INVESTIGACIÓN

Triple crimen de Florencio Varela: "Pequeño J" le pidió a su abogado contactar a una misteriosa amiga

Tony Janzen Valverde solicitó llamar a una joven de 27 años para que contribuya en su defensa. Cuál es el objetivo de la medida.

En medio de la investigación por el triple crimen de Florencio Varela, el imputado Tony Janzen Valverde, alias "Pequeño J", que amplió su declaración indagatoria ante la Justicia, le solicitó a su abogado que llamara a Eugenia, una vieja amiga suya, para contribuir a su defensa.

La joven, oriunda de Jujuy, tiene 27 años, vive en el barrio porteño de La Boca, tiene un hijo y cobra planes sociales. El abogado de Valverde,  Lucas Contreras Alderete, la presentó en su pedido como "una persona con una intachable conducta y moral, quien se compromete a su cuidado y vigilancia y responder por él en caso de incomparencia". 

Su nombre no figura en condenas y apelaciones de primera o segunda instancia en el fuero porteño federal o de instrucción. Durante su exposición, el acusado insistió en su inocencia y buscó distanciarse de la planificación del ataque que terminó con la vida de tres personas.

Pequeño J continúa detenido por el triple crimen de Florencio Varela.
Pequeño J continúa detenido por el triple crimen de Florencio Varela.

Declaración y pedido de disculpas

El trámite judicial se desarrolló mediante una audiencia por videollamada desde el Complejo Penitenciario Federal de Marcos Paz, lugar donde Valverde cumple prisión preventiva. En este contexto, el procesado aprovechó la oportunidad para enviar un mensaje directo a los allegados de los fallecidos, expresando: "Les pido disculpas por la tragedia que hicieron esos tipos, yo no sabía nada del plan".  

Ante el juez federal Jorge Rodríguez y el secretario Ignacio Calvi, "Pequeño J" detalló su historia personal antes de quedar involucrado en el expediente. El joven de origen peruano explicó que decidió emigrar hacia la Argentina apenas cumplió los 18 años de edad, motivado por el deseo de un cambio de vida.

Según su propio relato, la elección del destino se debió a búsquedas que realizó de forma particular en Internet. Valverde puntualizó ante las autoridades que le llamaban la atención diversos aspectos de la idiosincrasia local, mencionando su interés por la cultura local, la gastronomía típica, el Obelisco porteño y la Selección Argentina.

Respecto a su arribo al territorio nacional, el imputado admitió que su ingreso al país se produjo de manera ilegal mediante un paso fronterizo no autorizado desde Bolivia. Una vez en Buenos Aires, el joven se asentó de forma precaria en la Villa Zabaleta y comenzó a subsistir mediante la comercialización de indumentaria en la feria de La Salada.

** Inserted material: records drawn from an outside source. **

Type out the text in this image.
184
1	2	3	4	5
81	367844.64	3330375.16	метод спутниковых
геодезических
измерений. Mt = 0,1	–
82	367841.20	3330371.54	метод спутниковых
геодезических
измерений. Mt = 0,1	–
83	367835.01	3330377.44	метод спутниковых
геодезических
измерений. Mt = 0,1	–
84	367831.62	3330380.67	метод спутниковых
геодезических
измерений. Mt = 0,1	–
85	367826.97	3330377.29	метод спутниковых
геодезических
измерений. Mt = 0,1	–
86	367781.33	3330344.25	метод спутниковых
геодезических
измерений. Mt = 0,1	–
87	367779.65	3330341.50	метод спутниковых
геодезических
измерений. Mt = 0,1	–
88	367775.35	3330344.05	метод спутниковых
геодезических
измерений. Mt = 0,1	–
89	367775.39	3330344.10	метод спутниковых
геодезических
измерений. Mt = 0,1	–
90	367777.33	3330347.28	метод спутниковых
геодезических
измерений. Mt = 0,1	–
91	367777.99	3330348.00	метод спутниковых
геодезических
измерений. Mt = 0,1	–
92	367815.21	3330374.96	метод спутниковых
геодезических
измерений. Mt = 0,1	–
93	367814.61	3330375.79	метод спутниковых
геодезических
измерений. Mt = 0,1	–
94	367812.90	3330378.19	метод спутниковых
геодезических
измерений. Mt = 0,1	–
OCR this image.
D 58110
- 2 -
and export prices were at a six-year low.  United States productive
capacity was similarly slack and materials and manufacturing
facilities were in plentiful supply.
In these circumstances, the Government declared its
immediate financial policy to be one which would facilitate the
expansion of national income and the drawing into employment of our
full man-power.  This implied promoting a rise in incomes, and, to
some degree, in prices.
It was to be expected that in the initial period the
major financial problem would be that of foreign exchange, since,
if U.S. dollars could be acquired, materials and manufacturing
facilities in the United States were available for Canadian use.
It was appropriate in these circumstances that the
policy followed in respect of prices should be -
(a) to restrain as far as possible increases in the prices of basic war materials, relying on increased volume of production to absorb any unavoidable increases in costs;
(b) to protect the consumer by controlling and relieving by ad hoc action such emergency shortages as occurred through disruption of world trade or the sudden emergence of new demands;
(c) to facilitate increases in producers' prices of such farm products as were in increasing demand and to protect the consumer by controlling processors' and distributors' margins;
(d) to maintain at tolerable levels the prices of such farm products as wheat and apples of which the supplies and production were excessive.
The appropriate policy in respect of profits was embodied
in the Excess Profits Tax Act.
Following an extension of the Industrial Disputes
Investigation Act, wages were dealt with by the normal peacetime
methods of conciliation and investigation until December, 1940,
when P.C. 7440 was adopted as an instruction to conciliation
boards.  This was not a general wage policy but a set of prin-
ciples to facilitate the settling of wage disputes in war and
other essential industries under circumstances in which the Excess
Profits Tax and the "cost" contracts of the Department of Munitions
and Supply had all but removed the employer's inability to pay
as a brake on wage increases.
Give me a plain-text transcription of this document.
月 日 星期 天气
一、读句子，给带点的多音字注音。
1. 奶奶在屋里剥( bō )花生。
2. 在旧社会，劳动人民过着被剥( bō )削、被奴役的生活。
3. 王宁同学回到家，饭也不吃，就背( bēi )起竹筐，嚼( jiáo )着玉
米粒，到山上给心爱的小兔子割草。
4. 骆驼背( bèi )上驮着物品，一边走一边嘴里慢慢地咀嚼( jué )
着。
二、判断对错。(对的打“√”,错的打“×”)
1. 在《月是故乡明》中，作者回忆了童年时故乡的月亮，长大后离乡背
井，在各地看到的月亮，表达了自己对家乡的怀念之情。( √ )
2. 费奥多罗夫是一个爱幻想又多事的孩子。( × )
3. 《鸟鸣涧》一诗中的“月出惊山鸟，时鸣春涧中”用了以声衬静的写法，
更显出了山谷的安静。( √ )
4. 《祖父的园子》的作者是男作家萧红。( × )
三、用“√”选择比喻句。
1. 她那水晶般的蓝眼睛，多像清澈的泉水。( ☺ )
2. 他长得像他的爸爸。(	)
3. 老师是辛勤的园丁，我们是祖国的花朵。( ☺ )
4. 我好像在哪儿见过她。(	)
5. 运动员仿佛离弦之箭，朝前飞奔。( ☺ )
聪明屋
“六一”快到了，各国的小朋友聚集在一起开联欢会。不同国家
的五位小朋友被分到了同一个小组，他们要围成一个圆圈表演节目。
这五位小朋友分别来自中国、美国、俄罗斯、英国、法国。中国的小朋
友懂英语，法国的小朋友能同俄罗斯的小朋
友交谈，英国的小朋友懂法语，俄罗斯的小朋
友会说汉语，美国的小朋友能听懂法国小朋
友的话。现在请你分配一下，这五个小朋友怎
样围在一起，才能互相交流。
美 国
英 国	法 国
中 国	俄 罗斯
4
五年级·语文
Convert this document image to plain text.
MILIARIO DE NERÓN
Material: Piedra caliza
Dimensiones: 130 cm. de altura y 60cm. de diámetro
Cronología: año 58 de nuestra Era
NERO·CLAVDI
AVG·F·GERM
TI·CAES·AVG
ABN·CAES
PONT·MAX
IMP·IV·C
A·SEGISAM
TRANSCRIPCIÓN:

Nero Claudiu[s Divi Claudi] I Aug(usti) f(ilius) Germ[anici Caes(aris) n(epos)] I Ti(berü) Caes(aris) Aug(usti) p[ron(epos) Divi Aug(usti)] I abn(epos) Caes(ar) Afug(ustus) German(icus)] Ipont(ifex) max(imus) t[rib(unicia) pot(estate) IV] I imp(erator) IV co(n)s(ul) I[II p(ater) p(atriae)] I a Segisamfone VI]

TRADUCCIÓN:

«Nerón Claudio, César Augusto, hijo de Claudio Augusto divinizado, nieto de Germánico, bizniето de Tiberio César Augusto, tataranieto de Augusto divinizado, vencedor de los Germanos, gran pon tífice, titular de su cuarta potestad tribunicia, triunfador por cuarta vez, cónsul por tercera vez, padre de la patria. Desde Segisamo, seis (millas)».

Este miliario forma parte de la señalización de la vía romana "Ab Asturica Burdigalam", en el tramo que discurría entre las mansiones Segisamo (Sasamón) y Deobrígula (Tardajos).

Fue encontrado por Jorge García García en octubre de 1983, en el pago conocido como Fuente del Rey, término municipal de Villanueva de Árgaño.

Finalmente, Valverde argumentó que fue en ese entorno comercial e informal donde conoció a Miguel Ángel Villanueva Silva, otro de los principales sospechosos detenidos en la causa. El acusado concluyó que su relación con Villanueva Silva se limitaba estrictamente a la realización de "changas" y tareas temporales que le ofrecía.